Без сомнений, человек может согласиться на известный риск повреждения и переносить существенную продолжительную боль, если ему известно, что жизнь его жены или детей под угрозой. Он может, конечно, быть принужден отбросить свои принципы под жестокой пыткой, но это не уменьшает значение того факта, что он также может пожертвовать собой, чтобы спасти других. Как могла бы существовать армия и вестись войны, если бы не сила чувства долга, заставляющая преодолевать угрозу ранения и боли?

Данное наблюдение придает определенное доверие гипотезе, что боль, кроме обучающей функции, имеет и некую функцию стимула, побуждающего импульса.

Опыт эмоциональной боли не приучает множество людей к меньшим чувствам по отношению к любимым, большинство людей не отзываются на свой первый опыт тоски из-за неразделенной любви, каким бы болезненным этот опыт ни был; и только малая толика тех, кто приходит во временное безумие от разочарования в любви, становятся полностью бесчувственными. Естественный отбор дал нам возможность испытывать эмоциональную боль не для того, чтобы мы избегали её причин, если эмоциональная боль не является просто жестоким случаем сильного чувства; она должна служить иным целям, которые также важны для нашей способности к выживанию и передачи этой способности нашим потомкам.

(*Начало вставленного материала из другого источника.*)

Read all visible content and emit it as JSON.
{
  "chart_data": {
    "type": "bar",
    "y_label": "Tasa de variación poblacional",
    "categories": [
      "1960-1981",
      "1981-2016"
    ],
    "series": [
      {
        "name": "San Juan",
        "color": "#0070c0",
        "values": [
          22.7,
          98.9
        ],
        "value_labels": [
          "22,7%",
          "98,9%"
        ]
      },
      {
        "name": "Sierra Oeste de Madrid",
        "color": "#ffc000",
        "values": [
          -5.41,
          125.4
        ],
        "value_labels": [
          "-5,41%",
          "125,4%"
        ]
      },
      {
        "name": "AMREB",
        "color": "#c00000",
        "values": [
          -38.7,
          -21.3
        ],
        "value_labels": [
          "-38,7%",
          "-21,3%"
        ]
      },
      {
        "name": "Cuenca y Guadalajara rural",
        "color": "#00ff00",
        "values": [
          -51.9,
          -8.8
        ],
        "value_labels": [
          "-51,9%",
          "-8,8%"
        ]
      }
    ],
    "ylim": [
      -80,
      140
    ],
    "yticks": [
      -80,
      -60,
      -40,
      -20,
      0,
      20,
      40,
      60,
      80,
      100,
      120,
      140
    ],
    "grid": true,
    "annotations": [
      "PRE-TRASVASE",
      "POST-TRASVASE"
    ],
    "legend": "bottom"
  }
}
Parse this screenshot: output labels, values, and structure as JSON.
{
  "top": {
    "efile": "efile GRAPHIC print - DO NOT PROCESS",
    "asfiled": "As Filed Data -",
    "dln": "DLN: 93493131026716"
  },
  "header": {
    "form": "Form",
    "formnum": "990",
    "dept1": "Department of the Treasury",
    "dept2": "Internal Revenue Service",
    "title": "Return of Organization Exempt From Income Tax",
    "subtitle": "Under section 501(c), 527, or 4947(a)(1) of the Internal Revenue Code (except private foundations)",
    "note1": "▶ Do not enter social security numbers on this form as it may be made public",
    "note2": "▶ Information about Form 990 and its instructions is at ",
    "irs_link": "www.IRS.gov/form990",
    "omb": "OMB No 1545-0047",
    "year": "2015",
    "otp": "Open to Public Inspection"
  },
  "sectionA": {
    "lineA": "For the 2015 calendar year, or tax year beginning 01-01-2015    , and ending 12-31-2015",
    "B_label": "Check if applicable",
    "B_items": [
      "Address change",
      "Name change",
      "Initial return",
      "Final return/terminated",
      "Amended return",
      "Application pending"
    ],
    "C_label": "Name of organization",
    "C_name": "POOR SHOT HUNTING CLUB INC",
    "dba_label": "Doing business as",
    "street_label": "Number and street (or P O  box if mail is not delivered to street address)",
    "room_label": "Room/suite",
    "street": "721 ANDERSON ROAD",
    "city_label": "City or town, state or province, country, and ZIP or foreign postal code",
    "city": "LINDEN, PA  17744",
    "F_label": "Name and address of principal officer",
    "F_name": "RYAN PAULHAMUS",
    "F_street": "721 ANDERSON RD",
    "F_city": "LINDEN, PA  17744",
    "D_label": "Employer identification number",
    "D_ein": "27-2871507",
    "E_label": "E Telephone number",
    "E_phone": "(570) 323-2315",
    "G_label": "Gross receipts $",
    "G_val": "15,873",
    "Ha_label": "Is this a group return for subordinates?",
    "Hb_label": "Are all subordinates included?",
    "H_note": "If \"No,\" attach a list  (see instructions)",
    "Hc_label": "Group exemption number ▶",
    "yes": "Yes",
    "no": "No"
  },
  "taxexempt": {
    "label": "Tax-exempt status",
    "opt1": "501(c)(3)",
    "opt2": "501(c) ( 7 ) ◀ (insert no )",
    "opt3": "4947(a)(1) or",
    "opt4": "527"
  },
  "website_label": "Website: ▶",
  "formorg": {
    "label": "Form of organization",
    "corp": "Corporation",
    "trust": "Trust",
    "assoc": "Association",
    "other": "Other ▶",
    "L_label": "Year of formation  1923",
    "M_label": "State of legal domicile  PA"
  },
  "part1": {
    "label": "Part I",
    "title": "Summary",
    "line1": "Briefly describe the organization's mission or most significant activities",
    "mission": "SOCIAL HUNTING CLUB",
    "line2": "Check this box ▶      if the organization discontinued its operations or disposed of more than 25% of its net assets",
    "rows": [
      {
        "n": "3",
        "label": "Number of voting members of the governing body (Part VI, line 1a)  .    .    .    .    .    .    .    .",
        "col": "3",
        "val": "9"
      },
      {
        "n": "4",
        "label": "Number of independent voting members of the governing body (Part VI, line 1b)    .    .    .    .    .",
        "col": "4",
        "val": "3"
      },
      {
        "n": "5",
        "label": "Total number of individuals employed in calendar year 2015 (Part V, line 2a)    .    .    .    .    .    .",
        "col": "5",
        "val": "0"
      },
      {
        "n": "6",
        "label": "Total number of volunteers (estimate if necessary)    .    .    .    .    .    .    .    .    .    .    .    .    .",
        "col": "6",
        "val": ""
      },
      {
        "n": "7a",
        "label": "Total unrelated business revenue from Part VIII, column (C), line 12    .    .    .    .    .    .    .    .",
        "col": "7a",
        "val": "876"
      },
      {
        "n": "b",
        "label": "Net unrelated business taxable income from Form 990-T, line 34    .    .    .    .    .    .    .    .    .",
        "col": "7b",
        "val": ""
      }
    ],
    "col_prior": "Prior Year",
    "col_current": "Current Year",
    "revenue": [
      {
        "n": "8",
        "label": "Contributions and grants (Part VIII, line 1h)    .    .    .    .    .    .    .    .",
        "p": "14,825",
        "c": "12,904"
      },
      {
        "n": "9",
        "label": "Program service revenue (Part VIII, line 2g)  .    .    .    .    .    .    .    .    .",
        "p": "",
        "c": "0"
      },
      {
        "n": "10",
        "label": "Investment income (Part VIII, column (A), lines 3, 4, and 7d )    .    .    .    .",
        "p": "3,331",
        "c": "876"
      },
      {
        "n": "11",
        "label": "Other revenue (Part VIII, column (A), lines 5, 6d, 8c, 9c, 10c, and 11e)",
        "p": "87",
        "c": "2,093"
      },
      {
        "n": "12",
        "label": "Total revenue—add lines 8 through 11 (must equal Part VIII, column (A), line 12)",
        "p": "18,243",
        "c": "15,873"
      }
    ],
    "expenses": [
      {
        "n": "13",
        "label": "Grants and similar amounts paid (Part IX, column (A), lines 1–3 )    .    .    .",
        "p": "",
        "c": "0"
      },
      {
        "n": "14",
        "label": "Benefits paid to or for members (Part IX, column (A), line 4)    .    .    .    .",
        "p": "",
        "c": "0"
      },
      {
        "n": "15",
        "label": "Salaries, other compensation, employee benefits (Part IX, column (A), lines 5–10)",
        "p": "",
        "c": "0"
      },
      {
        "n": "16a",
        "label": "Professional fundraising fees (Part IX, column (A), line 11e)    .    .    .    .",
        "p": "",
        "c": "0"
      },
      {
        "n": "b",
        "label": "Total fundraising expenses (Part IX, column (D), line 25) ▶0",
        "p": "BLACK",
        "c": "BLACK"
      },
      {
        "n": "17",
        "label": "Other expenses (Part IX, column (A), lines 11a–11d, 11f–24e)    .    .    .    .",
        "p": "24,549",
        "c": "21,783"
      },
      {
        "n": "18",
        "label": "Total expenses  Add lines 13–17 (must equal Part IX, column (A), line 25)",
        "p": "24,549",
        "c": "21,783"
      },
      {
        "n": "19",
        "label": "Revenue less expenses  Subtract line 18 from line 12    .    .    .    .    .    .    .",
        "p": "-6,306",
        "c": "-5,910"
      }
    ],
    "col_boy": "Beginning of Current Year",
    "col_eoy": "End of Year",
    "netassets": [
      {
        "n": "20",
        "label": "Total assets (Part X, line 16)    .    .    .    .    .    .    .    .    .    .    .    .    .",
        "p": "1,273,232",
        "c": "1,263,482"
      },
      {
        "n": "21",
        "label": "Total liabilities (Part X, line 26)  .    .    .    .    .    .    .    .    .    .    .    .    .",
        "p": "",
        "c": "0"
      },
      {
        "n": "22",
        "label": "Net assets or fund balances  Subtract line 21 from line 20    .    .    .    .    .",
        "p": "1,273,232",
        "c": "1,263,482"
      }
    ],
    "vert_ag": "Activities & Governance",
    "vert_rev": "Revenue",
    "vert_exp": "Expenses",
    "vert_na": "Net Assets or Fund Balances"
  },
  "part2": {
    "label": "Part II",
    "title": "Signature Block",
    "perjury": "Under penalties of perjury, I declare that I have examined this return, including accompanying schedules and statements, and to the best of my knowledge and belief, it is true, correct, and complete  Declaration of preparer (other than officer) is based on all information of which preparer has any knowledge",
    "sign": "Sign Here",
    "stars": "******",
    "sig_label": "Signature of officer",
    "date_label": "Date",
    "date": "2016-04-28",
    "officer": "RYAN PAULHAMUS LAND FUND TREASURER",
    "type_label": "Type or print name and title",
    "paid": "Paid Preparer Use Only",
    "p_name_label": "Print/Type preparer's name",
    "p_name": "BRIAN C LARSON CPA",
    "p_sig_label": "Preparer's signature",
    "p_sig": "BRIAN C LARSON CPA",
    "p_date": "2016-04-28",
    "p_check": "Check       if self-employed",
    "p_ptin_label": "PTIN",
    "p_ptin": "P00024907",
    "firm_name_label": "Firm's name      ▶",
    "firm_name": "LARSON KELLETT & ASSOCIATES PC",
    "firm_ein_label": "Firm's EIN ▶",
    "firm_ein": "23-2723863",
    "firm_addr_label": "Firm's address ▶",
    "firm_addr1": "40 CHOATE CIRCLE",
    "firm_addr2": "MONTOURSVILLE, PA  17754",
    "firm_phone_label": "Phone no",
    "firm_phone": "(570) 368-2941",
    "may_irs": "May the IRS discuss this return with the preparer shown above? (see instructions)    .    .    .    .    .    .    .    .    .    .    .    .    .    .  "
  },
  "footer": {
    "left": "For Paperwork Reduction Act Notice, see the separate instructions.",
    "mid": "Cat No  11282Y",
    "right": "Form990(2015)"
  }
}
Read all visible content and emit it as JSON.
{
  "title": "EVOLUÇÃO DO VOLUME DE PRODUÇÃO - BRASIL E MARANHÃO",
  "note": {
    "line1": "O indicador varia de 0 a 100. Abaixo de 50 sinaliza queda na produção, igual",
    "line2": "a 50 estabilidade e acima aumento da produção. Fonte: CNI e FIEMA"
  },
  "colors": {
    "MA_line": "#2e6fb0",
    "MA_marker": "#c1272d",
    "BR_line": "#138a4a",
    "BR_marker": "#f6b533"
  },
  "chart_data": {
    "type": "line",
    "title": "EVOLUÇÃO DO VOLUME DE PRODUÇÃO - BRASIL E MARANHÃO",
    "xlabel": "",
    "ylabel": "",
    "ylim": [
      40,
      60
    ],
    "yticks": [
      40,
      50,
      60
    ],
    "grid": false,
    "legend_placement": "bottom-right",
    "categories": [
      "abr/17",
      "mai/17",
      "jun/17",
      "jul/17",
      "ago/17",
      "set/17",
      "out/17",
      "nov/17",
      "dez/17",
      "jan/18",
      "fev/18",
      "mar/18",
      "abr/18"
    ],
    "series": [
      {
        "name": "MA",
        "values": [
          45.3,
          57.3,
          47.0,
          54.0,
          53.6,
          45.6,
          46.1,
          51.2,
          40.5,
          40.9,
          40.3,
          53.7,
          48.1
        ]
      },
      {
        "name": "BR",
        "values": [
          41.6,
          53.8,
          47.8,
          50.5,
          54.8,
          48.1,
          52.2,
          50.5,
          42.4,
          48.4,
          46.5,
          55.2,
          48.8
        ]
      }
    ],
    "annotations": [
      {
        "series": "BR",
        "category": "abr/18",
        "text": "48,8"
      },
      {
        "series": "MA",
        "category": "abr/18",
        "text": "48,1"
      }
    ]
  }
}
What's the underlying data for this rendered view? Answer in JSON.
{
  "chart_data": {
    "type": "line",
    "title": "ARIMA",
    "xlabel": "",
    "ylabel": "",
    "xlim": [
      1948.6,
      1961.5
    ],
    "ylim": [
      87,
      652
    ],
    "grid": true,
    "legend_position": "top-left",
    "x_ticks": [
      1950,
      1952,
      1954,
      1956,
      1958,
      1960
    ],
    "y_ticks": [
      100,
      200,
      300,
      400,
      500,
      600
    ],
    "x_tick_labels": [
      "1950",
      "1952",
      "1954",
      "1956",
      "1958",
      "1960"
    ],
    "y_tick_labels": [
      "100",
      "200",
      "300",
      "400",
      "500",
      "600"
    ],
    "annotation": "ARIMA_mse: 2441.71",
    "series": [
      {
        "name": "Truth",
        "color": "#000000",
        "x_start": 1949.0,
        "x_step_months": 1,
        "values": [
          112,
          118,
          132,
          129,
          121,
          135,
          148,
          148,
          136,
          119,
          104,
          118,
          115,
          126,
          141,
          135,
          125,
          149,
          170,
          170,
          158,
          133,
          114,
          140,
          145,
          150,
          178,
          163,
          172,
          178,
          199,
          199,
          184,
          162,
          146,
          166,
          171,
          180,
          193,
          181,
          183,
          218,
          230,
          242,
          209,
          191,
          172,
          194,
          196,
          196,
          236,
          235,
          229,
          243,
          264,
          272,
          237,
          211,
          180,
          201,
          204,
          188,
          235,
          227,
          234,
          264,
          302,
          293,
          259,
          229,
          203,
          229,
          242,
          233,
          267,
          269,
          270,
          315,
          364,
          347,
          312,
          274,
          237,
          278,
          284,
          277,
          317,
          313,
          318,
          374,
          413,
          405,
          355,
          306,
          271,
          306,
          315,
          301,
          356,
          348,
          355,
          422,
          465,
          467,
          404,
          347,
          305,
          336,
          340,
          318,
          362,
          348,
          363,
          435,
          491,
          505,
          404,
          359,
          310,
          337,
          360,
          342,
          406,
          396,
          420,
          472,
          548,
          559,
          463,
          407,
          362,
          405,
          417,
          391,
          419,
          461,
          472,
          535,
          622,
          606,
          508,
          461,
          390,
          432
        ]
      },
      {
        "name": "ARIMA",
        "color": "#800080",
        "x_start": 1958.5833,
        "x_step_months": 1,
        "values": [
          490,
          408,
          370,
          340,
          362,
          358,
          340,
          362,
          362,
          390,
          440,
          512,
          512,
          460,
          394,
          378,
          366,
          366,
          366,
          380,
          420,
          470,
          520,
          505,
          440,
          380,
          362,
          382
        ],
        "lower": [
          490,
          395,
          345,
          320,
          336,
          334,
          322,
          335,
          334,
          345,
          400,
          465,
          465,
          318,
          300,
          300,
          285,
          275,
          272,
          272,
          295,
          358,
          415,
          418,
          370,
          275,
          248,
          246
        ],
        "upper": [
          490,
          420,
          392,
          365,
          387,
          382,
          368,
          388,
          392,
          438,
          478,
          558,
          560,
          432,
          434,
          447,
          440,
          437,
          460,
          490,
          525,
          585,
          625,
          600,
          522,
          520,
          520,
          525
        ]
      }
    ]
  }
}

Что бы ни говорили философы и ученые о феномене боли, мы никогда не сможем — да и не стоит пытаться — убедить себя в том, что боль иногда должна приветствоваться и приниматься. В самой сути боли заключается то, что иногда её следует избегать и отклонять. При рациональном изучении, как бы то ни было, нам следует надеяться прийти к лучшему понимаю её необходимости, и понимание, несомненно, поможет нам преодолевать боль и принимать решения, которые иногда нужно принимать, оправдывая риск повреждения.

Страдания не облагораживают нас, несмотря на утверждения некоторых философов. Неверно, что бы ни утверждали иные оптимисты, что то, что не убивает нас, делает нас сильнее. Тем не менее, из нашего опыта боли проистекают как добрые, так и вредные последствия, и мы обязаны самим себе пытаться как можно лучше разобрать, что они означают. Если нам следует победить «пращи и стрелы яростного рока», то нужно изучить все, что касается природы и действий этих пращей и стрел и точной формы ран, которые он могут причинить и причиняют человеческому телу и человеческой душе.

(Отрывки из труда «О естественной пользе боли» Дэвида Лидиарда. «Журнал физиологического общества», весна 1889 года).